Back

National Center for Civil and Human Rights Expansion Will Scale Impact

Invest Atlanta’s Board of Directors approved a $250,000 grant from the Westside Tax Allocation District Ascension Fund for the planned 23,898-square-foot expansion of National Center for Civil and Human Rights (NCCHR).

Built in 2014 and operated primarily as a museum, the NCCHR not only houses museum exhibits, including the papers and artifacts of Dr. Martin Luther King Jr., but also serves as a training, education, conference, and performance facility. 

“The NCCHR is seeking to expand their local attraction to a national cultural institution that will serve as an education, training, conference and performance hub focused on human dignity, human rights and human justice,” said Dr. Eloisa Klementich, president and CEO of Invest Atlanta. “This expansion is both a physical and a programmatic expansion. This transformation will help them deliver impact, it will help them reach their mission and it expands on the diversity conversation.”

The enlarged footprint and new educational offerings will fundamentally shift the Center’s business model going forward – increase annual admissions from approximately 202,000 to over 250,000; adding new revenue streams from corporate and law enforcement trainings; and increasing its rental income for external events.

NCCHR’s buildout includes the addition of an east wing to house an Innovation Lab including 5,000 square feet of flexible classrooms for students and teacher training, especially for underserved schools; training facilities for non-profit and corporate Diversity, Equity and Inclusion (DEI) experiences; and human rights training facilities for courses for police officers.

The new facilities will also allow the center to grow its Operation Inspiration Program to provide free and subsidized admission and transportation to up to 35,000 low-income (Title I-qualified) students annually.

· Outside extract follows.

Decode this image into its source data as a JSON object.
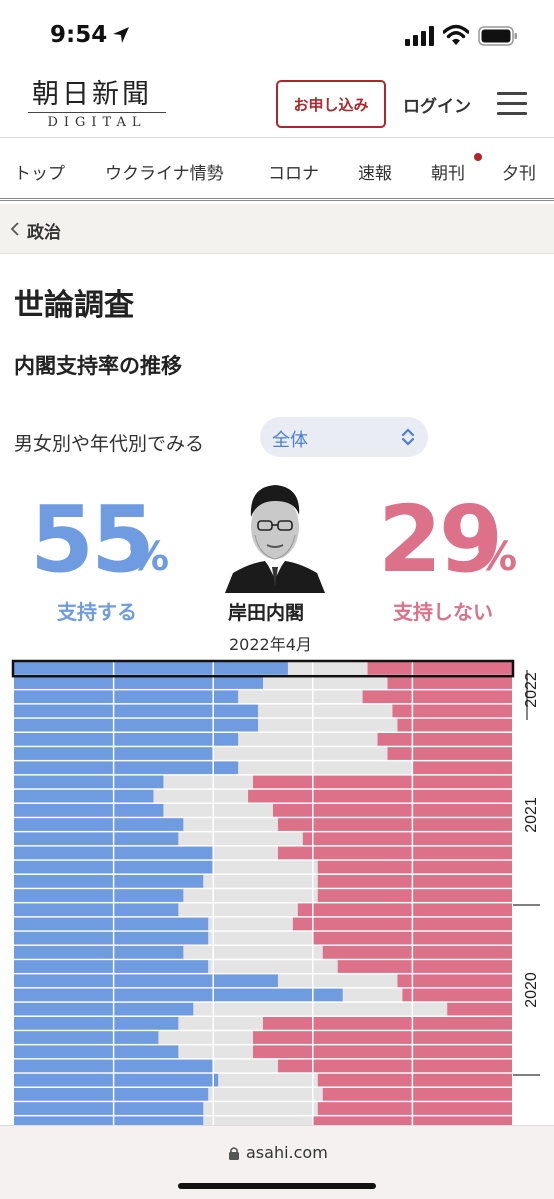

“We desperately want to build these wings because one of them will be devoted to having the kinds of conversations that bring community together in this space with the papers of Dr. King making progress on issues of equity, and diversity and inclusion like no other space can,” said Jill Savitt, president and CEO of the National Center for Civil and Human Rights. “We are seeking to be the hub of that in downtown Atlanta so people can come together and hash out these challenges.”